After the big pnpm monorepo restructuring, I don't believe there's a technical blocker for DT packages to list peer deps; every package has a package.json and sees every other DT package via those deps.

At this point, I personally think it would be safe to allow them on packages where they're clearly intended to be installed with another package, e.g. plugin packages or react (where the user is expected to install react anyway). I had meant to comment here after that refactor (this has been brought up on the DT channel on the TS discord previously), but hadn't had time.

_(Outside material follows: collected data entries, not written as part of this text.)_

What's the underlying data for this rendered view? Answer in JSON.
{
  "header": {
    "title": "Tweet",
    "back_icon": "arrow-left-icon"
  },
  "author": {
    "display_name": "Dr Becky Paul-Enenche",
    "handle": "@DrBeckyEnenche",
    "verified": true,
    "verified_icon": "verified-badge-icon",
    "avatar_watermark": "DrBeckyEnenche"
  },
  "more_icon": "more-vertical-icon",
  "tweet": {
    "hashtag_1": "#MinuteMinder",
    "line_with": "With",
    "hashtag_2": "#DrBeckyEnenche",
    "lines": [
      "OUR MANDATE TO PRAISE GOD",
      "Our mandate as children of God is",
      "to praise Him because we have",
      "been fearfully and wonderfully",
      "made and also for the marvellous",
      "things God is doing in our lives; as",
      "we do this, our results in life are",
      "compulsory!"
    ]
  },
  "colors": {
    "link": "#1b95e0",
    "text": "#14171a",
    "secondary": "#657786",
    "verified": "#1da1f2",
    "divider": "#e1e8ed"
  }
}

(I am saying this conditionally, since I think it would be a bad idea to use peer deps for everything given there are still package managers which do not auto install them.)

[dgoldstein0]

sweet. so what's the road forward here? I would like see the ecosystem get to a place where all the packages that specify react as a peer dep have their corresponding @types/ package use @types/react as a peer dep. I imagine there will similarly be use for webpack, rollup, etc. ecosystems to do the same

[jakebailey]

Realistically, just a code change to this repo to process peer deps, put them through the same checks as other deps, etc, which will be similar to code which checks devDeps (also new).

[jakebailey]

I've put up #1072, though I don't quite know how we can enforce the general rule of "don't use peer deps unless it's going to be the case that a user will install that peer dep to make their package work". E.g., @types/react will likely be installed, @types/express, etc. In a way, you'd want peer deps for everything, but with package manager inconsistency on whether or not they're installed automatically, I think being conservative is probably wise.

[dgoldstein0]

awesome. any chance we could mass convert @types/react dependencies too? would that be better tracked as a follow up issue?

[jakebailey]

"mass conversion" is the thing that worries me most, accidentally unloading a load of yarn errors onto people who didn't have them previously... but react is the most obvious use case for this.

I don't know the right place to track this besides a DT discussion or something; bulk changing these isn't really in scope of this repo's code.

[jakebailey]

One thing I'm now wondering is whether or not the publisher should publish stub packages using peer deps too. That's also a case where we would expect a user to install the real package.